To the Editor:
Although we read with interest the recent article regarding the accuracy of malignant hyperthermia (MH) diagnoses in hospital discharge records,1 we were concerned by aspects of the study’s methodology and data analysis. Two clinicians out of a panel of five assessed each coded MH diagnosis, and categorization was based on the agreement of two clinicians; in the event of a disagreement, a third clinician categorized the case to create a majority. It is unclear both why this method was used instead of the consensus-driven Delphi approach, given that expert opinion was the accepted standard, and why a κ statistic was not provided to demonstrate the strength of agreement between the two raters. In addition, although the study used the MH Clinical Grading Scale to standardize the diagnosis, no data on the calculated Clinical Grading Scale scores of the patients in the study were provided. These data would have added transparency and validity to the results of this study.
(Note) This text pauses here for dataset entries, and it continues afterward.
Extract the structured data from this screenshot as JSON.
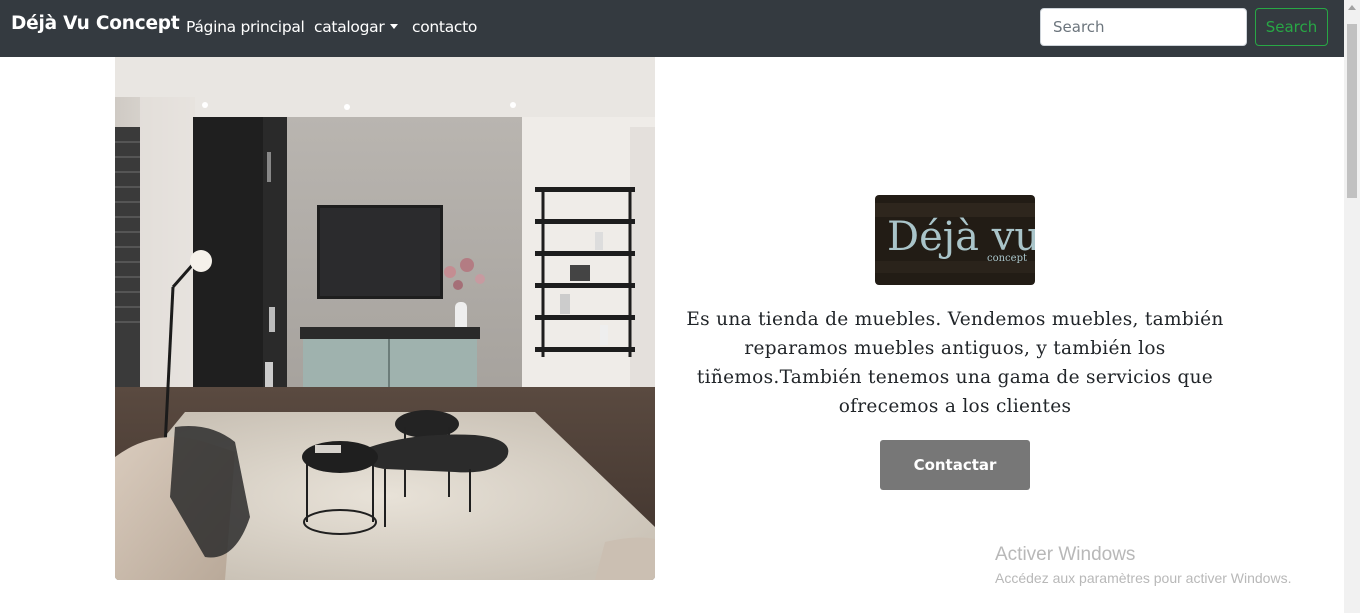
{
  "navbar": {
    "brand": "Déjà Vu Concept",
    "links": {
      "home": "Página principal",
      "catalog": "catalogar",
      "contact": "contacto"
    },
    "search": {
      "placeholder": "Search",
      "value": "",
      "button_label": "Search"
    }
  },
  "hero": {
    "logo": {
      "wordmark": "Déjà vu",
      "tagline": "concept"
    },
    "description": "Es una tienda de muebles. Vendemos muebles, también reparamos muebles antiguos, y también los tiñemos.También tenemos una gama de servicios que ofrecemos a los clientes",
    "contact_button": "Contactar"
  },
  "os_watermark": {
    "title": "Activer Windows",
    "subtitle": "Accédez aux paramètres pour activer Windows."
  },
  "colors": {
    "navbar_bg": "#343a40",
    "search_button": "#28a745",
    "contact_button": "#777777"
  }
}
Furthermore, the study accepted any previously reported diagnosis of MH in the patient or family member as susceptibility for MH. The data of the study itself suggest that this is not valid, in that the results cast doubt on any reported family or patient history of MH. The combined number of incorrectly coded MH diagnoses categorized as “Fever unrelated to MH” or “Other [non-MH]” was greater than the number of incidents that the study found correctly coded for MH. Pinyavat et al. stated that they “did not consider personal and/or family history cases as coded in error,” but because only medical records for the index hospitalization of each patient were reviewed, it is impossible to determine whether the patient and/or family histories were actual incidents of MH. A true accepted standard exists to determine MH susceptibility, through caffeine–halothane contracture testing, as referenced in the study. There may be a number of patients who receive the MH International Classification of Diseases code without having an actual personal or family history due to relying on previously reported incidents of MH instead of the results of accepted standard testing. Thus, we feel that the published conclusion that 47% of the International Classification of Diseases–coded diagnoses referred to MH susceptibility is misleading because of the high rate of incidents with miscoded diagnoses and that the actual susceptibility could be less.
The authors declare no competing interests.